Relevance of the partnership
Nikolaos Liakopoulos has already been directly exposed to the topic of SDN through his participation as a junior researcher in the EU H2020 project NEPHELE. He also has previous research experience through his participation in the EU PANDA and COCONUT projects, which have led to two publications accepted in the IEEE ICECS 2015 conference. Finally, Mr. Liakopoulos has both a strong mathematical background (evidenced by his undergraduate studies in Physics), which is a key requirement for this position, but also has a good grasp of Computer Systems, as suggested by his excellent performance during his master studies (ranked 1st in his class) on the subject, suggesting a potential to complement his theoretical research with some development and experimental aspects.
Prof. Thrasyvoulos Spyropoulos is an assistant professor in the mobile communications department at Eurecom. He holds a PhD degree from the University of Southern California (USC), Los Angeles and a diploma in Electrical and Computer Engineering from the National Technical University of Athens (NTUA). Before joining EURECOM he spent a year as a post-doctoral researcher at INRIA, Sophia-Antipolis, and 3 years as a Senior Researcher and Lecturer at ETH Zurich. His research interests include performance analysis, load-balancing and traffic steering in HetNets, and SDN-based wireless networks. He also has extensive project experience with industrial, European, and national projects, including the H2020 COHERENT project , where he is a co-PI working on SDN network abstractions for D2D and traffic steering, as well as functional split algorithms for fronthaul networks in CloudRAN.

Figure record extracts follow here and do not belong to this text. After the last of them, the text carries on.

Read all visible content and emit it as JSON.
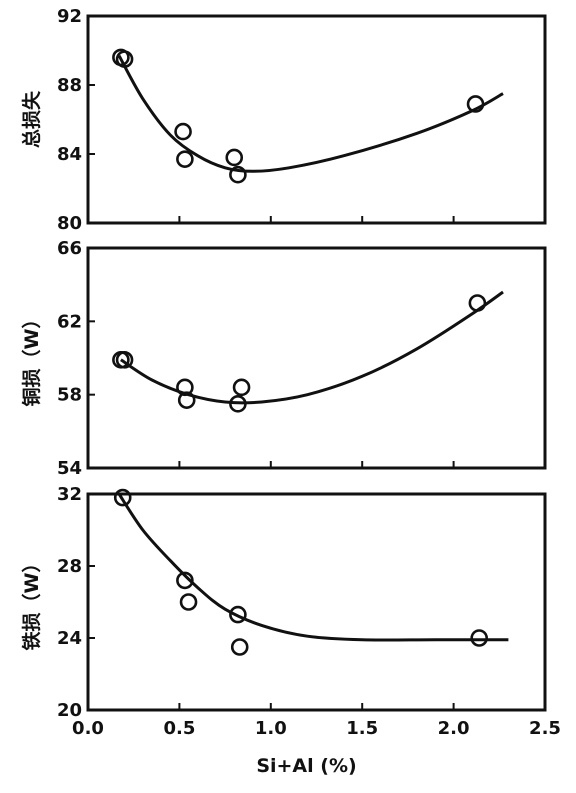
{
  "chart_data": [
    {
      "type": "scatter",
      "ylabel": "总损失",
      "ylim": [
        80,
        92
      ],
      "yticks": [
        "80",
        "84",
        "88",
        "92"
      ],
      "xlim": [
        0.0,
        2.5
      ],
      "points": [
        [
          0.18,
          89.6
        ],
        [
          0.2,
          89.5
        ],
        [
          0.52,
          85.3
        ],
        [
          0.53,
          83.7
        ],
        [
          0.8,
          83.8
        ],
        [
          0.82,
          82.8
        ],
        [
          2.12,
          86.9
        ]
      ],
      "fit_curve": [
        [
          0.17,
          89.7
        ],
        [
          0.3,
          87.2
        ],
        [
          0.45,
          85.1
        ],
        [
          0.6,
          83.9
        ],
        [
          0.75,
          83.2
        ],
        [
          0.9,
          83.0
        ],
        [
          1.1,
          83.2
        ],
        [
          1.4,
          83.9
        ],
        [
          1.8,
          85.2
        ],
        [
          2.1,
          86.5
        ],
        [
          2.27,
          87.5
        ]
      ]
    },
    {
      "type": "scatter",
      "ylabel": "铜损（W）",
      "ylim": [
        54,
        66
      ],
      "yticks": [
        "54",
        "58",
        "62",
        "66"
      ],
      "xlim": [
        0.0,
        2.5
      ],
      "points": [
        [
          0.18,
          59.9
        ],
        [
          0.2,
          59.9
        ],
        [
          0.53,
          58.4
        ],
        [
          0.54,
          57.7
        ],
        [
          0.82,
          57.5
        ],
        [
          0.84,
          58.4
        ],
        [
          2.13,
          63.0
        ]
      ],
      "fit_curve": [
        [
          0.18,
          59.9
        ],
        [
          0.35,
          58.8
        ],
        [
          0.55,
          58.0
        ],
        [
          0.75,
          57.6
        ],
        [
          0.95,
          57.6
        ],
        [
          1.2,
          58.0
        ],
        [
          1.5,
          59.0
        ],
        [
          1.8,
          60.5
        ],
        [
          2.1,
          62.4
        ],
        [
          2.27,
          63.6
        ]
      ]
    },
    {
      "type": "scatter",
      "ylabel": "铁损（W）",
      "xlabel": "Si+Al (%)",
      "ylim": [
        20,
        32
      ],
      "yticks": [
        "20",
        "24",
        "28",
        "32"
      ],
      "xlim": [
        0.0,
        2.5
      ],
      "xticks": [
        "0.0",
        "0.5",
        "1.0",
        "1.5",
        "2.0",
        "2.5"
      ],
      "points": [
        [
          0.19,
          31.8
        ],
        [
          0.53,
          27.2
        ],
        [
          0.55,
          26.0
        ],
        [
          0.82,
          25.3
        ],
        [
          0.83,
          23.5
        ],
        [
          2.14,
          24.0
        ]
      ],
      "fit_curve": [
        [
          0.17,
          32.0
        ],
        [
          0.3,
          30.0
        ],
        [
          0.45,
          28.3
        ],
        [
          0.6,
          26.8
        ],
        [
          0.75,
          25.6
        ],
        [
          0.95,
          24.7
        ],
        [
          1.2,
          24.1
        ],
        [
          1.5,
          23.9
        ],
        [
          1.9,
          23.9
        ],
        [
          2.3,
          23.9
        ]
      ]
    }
  ]
}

Dr. Georgios Paschos is a Principal Engineer at Huawei and is leading the Network Control and Resource Allocation (NCRA) group in the French Research Center of Huawei. He is a Senior IEEE member and an Associate editor of the IEEE/ACM Trans. on Networking. His 5 current research interests are stochastic optimization for wireless networks and routing for SDN. He received a Ph.D. degree from the University of Patras, Greece in 2006, and before joining Huawei he was a researcher at the Massachusetts Institute of Technology (MIT), USA, working on stochastic optimization of wireless networks.
Within the framework of this PhD, there will be an opportunity to collaborate with the teams of Leandros Tassiulas (Yale University), Eytan Modiano (MIT), and Panayotis Mertikopoulos (CNRS-Grenoble). They all possess relevant expertise in dynamic scheduling and network optimization. Prof. Tassiulas in particular is the inventor of the ``backpressure algorithm’’, and the related theory is expected to play a key role and serve as the basis for the development of this phd. Additionally, we expect to closely consult with Prof. N. Nikaein (EURECOM), who is an expert on the system aspects of LTE Systems, CloudRAN, and SDN/NFV for wireless, and has a track record on architecture and experimentation aspects for cellular networks.
The NCRA group of Huawei has 6 members, all phd experts in resource allocation and network optimization. There are also established external research collaborations on the topic of SDN and wireless scheduling, with Supelec, Paris-sud, and CNRS.